Todo esto me recuerda demasiado a Los demonios, y no hago ningún spoiler si digo que la obra de Dostoievski no acaba precisamente bien. En ella, Piotr Verjovenski pone patas arriba una tranquila ciudad de provincia con sus ideas extremistas. Su arma es una retórica vacía, incendiaria, pero seductora, que apunta a los sentimientos: “¿Sabe lo que podemos conseguir con cuatro ideas trilladas?”, se jacta. Los demonios del título no aluden a personajes malignos, sino a las ideas que los han poseído. Hoy, con un puñado de esas ideas aún se llega lejos, al margen de la complejidad de los retos de estos tiempos. Algunos políticos se bastan con la bandera, la familia, la religión y las fronteras para salir a la arena pública y, a la vista de los resultados, continúa siendo una baza ganadora. Las motivaciones que guían las acciones humanas, escribió Dostoievski, son mucho más complicadas y diversas de lo que parecen. El hombre es un enigma para sí mismo. Y lo que vota en las urnas, también. En contra del autor ruso se dirá que veía la paja en el ojo ajeno. Convencido de pertenecer a una nación elegida, profesaba una versión mística de nacionalismo que comulgaba con la xenofobia. A pesar de su miopía en ciertos aspectos, Los demonios se lee como una prefiguración de los populismos y de las ideologías radicales de todos los signos.
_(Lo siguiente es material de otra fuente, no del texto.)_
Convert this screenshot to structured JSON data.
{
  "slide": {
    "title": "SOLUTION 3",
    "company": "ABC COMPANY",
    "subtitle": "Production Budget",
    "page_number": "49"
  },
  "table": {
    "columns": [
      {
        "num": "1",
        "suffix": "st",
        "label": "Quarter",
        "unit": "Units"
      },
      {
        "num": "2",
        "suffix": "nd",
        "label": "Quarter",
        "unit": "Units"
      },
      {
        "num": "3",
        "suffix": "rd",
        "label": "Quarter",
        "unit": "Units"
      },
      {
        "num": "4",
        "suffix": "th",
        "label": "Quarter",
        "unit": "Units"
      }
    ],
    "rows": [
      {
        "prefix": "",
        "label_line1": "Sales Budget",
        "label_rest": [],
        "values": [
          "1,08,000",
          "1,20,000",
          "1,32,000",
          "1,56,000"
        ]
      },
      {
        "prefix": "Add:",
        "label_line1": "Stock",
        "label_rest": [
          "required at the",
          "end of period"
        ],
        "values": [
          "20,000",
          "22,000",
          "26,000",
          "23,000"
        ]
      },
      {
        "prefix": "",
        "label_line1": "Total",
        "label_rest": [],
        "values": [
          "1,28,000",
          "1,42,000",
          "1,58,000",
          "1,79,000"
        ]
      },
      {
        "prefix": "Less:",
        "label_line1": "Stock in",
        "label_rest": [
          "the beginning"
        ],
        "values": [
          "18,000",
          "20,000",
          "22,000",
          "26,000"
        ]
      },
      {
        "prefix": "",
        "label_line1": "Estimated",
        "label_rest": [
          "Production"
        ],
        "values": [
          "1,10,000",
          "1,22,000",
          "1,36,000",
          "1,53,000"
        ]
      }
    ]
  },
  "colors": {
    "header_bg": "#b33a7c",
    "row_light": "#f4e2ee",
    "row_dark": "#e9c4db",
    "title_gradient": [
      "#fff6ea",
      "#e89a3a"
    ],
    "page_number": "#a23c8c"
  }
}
Un siglo más tarde, Vasili Grossman fue testigo de los demonios que camparon por Europa. Como periodista de guerra, estuvo en Stalingrado, Treblinka o Berlín y sufrió en sus carnes el antisemitismo de ambos bandos. La última obra que intentó publicar en vida —sus impresiones sobre un viaje a Armenia— contiene un lúcido análisis de los nacionalismos. En 1961, Grossman se subió a un tren en Moscú rumbo a Ereván, con el encargo oficial de traducir una epopeya de un escritor armenio. A pesar de que iba a conocer una tierra mítica para el imaginario literario que inspiró a Pushkin, Tolstói o Mandelstam, su viaje al Cáucaso estaba teñido de amargura, pues ese mismo año, el KGB le había confiscado el manuscrito de Vida y destino.

La superficie pétrea de los altiplanos y las cordilleras de Armenia, así como la esencia de su arquitectura y cultura, invitó a Grossman a escribir sobre el juez supremo de la historia: el tiempo. La edad del mineral pone en su sitio el orgullo humano, los imperios y a sus gobernantes. En aquella década afloraban los sentimientos nacionalistas de algunas repúblicas soviéticas. Más que la lógica de su existencia —en el caso armenio surgieron como reacción a la represión, el genocidio y la diáspora forzada, algo que él entendía bien como judío—, le inquietaban la arrogancia y la excesiva reafirmación del carácter nacional. Para Grossman, este solo era un matiz, un color de la naturaleza humana, y los reaccionarios, cuando idolatran los rasgos nacionales por encima de todo, aspiran a erradicar aquello que las personas comparten a un nivel profundo. En ese error incurren tanto los nacionalismos de los Estados como los de las naciones pequeñas. El de los primeros es amenazante, porque cuentan con el monopolio de la fuerza; las naciones pequeñas, en cambio, “en lugar de agrandarse, se empequeñecen”, pues su nacionalismo pierde “con tramposa facilidad su base humana y noble”. Cuando conversaba con algunos armenios, a Grossman le invadía la tristeza, porque cualquier tema que saliera a colación, ya fuera de poesía, arquitectura o ciencia, perdía su atractivo y significado, pues “solo servían para manifestar la superioridad del carácter nacional armenio sobre el de otros pueblos”. A sus interlocutores, sin darse cuenta, se les habían empobrecido el alma y el corazón.

Me acordé de Vasili Grossman en el funeral de Claudio López Lamadrid, uno de los artífices de que Barcelona sea la ciudad literaria que se congratula de ser y creador de puentes con otros territorios y culturas en un maravilloso mapa de las lenguas. En el acto hubo ausencias institucionales, tal vez porque no sentían suyo ese mapa. Hay quienes promulgan y exaltan los aspectos más superficiales del carácter nacional, pues prefieren, afirmaba Grossman, la cáscara al grano. A Claudio, nacido en Barcelona en 1960, le importaba lo segundo, la parte que germina y crece. Adoptara la forma de amistad o libro —la mayoría de veces de ambas—, siempre apelaba al carácter humano, a su milagrosa y necesaria diversidad.

Marta Rebón es traductora y escritora.